I'm not advocating feeding a spinach only diet, that violates the number one rule of tortoise diet (Variety), but there is no value in picking the spinach out of spring mixes either.

As discussed by others, who's posts I linked in the OP, oxalates in any form, are a secondary compound in many plants. Opuntia being a common food, I focused on that. Their role is to inhibit animals from eating the plant, mostly leaf eating insects.

It would seem that most plants have more calcium than calcium used up (bound) by oxalates, after all the plant needs 'free' calcium as well. So the issue, the real issue is, of the free calcium, is it a positive ratio to phosphorus. At least in the case of opuntia, it still has a C: P ratio of not less than about 10:1. Other plants, the oxalate bound calcium may turn this ratio opposite to what we desire for tortoise food. When calcium is measured in foods, there is not often any distinction made between bio-available calcium, and total calcium. So we get a positive C: P ratio of total calcium, not the more appropriate for our purposes, a C: P ratio of bio-available calcium.

I imagine some folks are rolling their eyes if they read this far. Up your game, or be chicken little. The sky is not falling.


----------



## ZEROPILOT (Jun 19, 2019)

I appreciate all of the information.
I've worried about the amount of Purslane my Redfoot eat out in the yard.
Sometimes it's a lot.


----------



## Tom (Jun 19, 2019)

How does this all translate Will? Do you think its okay to feed oxalis and other high oxalate foods to the tortoises? Who will be the guinea pig? I throw buckets of tender juicy oxalis in the garbage every year. I'd much rather feed it to the tortoises if its not going to do harm to them.


----------



## Yvonne G (Jun 19, 2019)

Tom said:


> How does this all translate Will? Do you think its okay to feed oxalis and other high oxalate foods to the tortoises? Who will be the guinea pig? I throw buckets of tender juicy oxalis in the garbage every year. I'd much rather feed it to the tortoises if its not going to do harm to them.

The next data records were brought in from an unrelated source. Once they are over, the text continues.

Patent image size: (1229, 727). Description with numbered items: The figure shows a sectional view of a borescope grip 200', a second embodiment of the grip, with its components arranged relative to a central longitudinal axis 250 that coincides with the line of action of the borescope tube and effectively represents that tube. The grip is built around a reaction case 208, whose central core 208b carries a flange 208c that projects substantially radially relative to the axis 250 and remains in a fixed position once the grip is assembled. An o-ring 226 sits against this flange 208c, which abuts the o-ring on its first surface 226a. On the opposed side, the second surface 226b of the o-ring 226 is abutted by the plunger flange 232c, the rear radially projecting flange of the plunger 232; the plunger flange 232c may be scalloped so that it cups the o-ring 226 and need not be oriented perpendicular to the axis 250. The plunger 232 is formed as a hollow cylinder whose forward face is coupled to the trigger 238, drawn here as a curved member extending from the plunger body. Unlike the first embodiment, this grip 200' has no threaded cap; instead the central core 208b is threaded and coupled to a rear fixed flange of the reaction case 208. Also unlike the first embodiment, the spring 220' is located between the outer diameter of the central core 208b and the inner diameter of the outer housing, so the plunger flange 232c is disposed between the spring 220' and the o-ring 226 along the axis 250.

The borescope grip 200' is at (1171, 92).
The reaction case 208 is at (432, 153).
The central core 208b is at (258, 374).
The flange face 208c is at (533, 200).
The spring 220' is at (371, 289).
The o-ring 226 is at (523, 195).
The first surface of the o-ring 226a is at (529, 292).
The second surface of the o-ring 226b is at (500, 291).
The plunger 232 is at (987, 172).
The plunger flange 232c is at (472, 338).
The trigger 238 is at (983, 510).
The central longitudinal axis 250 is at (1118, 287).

Personally, I would not give 'buckets' of purslane or oxalis to a tortoise, however, if it's growing in their yard and they have free choice to eat it or not, I wouldn't worry about them eating it. Dudley's pasture has quite a bit of oxalis in one section. I don't see him graze that section very often.


----------



## ZEROPILOT (Jun 19, 2019)

Yvonne G said:


> Personally, I would not give 'buckets' of purslane to a tortoise, however, if it's growing in their yard and they have free choice to eat it or not, I wouldn't worry about them eating it. Dudley's pasture has quite a bit of oxalis in one section. I don't see him graze that section very often.


They eat it and little else when they are allowed to roam the yard.
It would be nearly impossible to remove it all.
But not letting them roam the yard is an option.


----------